В детстве под предлогом выработки силы воли он умерщвлял домашних животных, а в скаутском отряде, где состоял, имел кличку «Кошкодав», наушничал командирам, избивал слабых и пресмыкался перед сильными. Согласно протоколу допроса военнопленного Эрвина Штольце, начальника второго отдела Абвера, начиная с 39-го года, Бандера активно сотрудничал с немецкой разведкой. Но, являясь ценным агентом, был фанатиком, карьеристом и фактически бандитом, отрицая любые нормы человеческой морали. За растрату крупной суммы денег, полученных на проведение операций, и двурушничество[71] помещался на перевоспитание в концлагерь.

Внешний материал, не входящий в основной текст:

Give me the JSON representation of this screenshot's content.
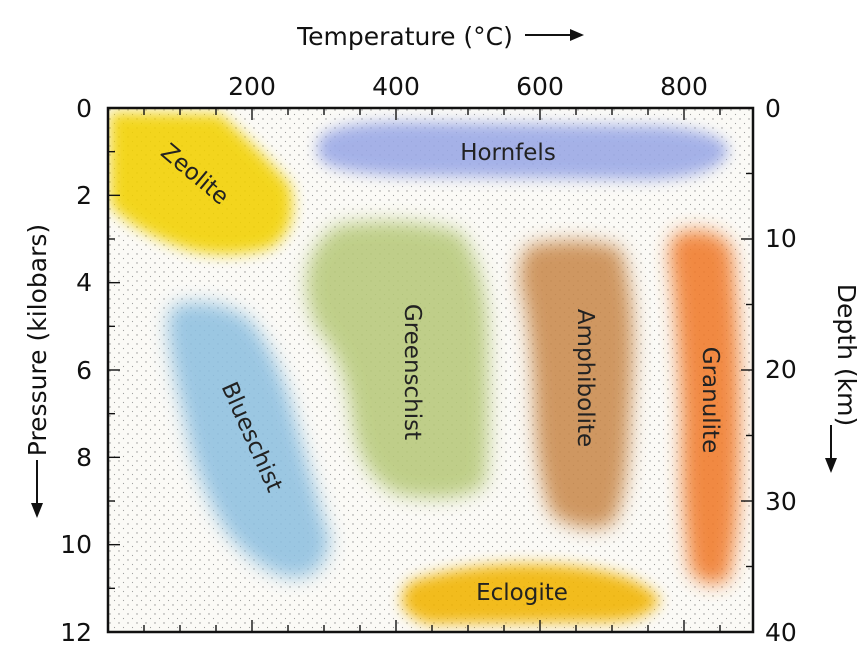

Бытовая характеристика «идеолога» излагалась в показаниях захваченного чекистами руководителя службы безопасности ОУН Мирона Матвейко, являвшегося личным охранником Бандеры и тоже была нелицеприятной. Из них следовало, что он постоянно и открыто изменял жене, избивал ее беременную, а еще присваивал партийную кассу. Отличался жадностью и скотскими привычками.

«Да, полнейшая мразь. И как земля носит таких?» — рассматривая фотографии объекта, думал Исаев.

В отличие от Бандеры, его заместитель Лев Ребет выглядел вполне прилично. Будучи профессором права в поте лица трудился в печатавшемся в Мюнхене оуновском журнале «Украинский самостийнык», писал научные труды об исключительности своей нации и борьбе с Советами, а еще был Главным судьей ОУН, утверждавшим смертные приговоры.

Закончив работу с документами и заперев дело в сейф, Исаев отправлялся к себе в гостиницу, где в номере изучал немецкий язык с приходящей репетиторшей. Была она представительной и в возрасте, звали Амалией Львовной. В прошлом заведовала кафедрой в ИнЯзе[72].

— У вас хорошие способности, молодой человек, — сказала после третьего занятия. — Берлинский диалект не гарантирую, но через три месяца язык будете знать прилично.

После обеда и часового отдыха Исаев направлялся в соседнее здание, где в учебном классе вместе с еще десятком незнакомцев под руководством опытных инструкторов изучал специальные средства и технику. К таким относились яды с психотропными веществами, стреляющие авторучки, помады и зонты, закамуфлированные под бытовые предметы фотокамеры, система наблюдения «Магнолия», а также многое другое. Два раза в неделю группа выезжала на неприметном автобусе ГЗА-651 в столицу, где отрабатывалась в слежке за учебными объектами, приемах ухода от нее и проведении тайниковых операций. А еще по вечерам, отужинав с Вилорием в буфете, Николай палил с ним в тире по мишеням и укреплял организм в спортзале.

Со слов майора, он не так давно вернулся из очередного вояжа в Латинскую Америку и находился, как сам выразился — на декомпрессии. Поучиться у «дипломата» было чему. Из любой модели пистолетов (отечественных и зарубежных) он без промаха бил в цель. Мог делать это с двух рук, на месте и в движении. А еще стрелял в полной темноте на слух. Даже при своей богатой практике подобного Исаев не встречал.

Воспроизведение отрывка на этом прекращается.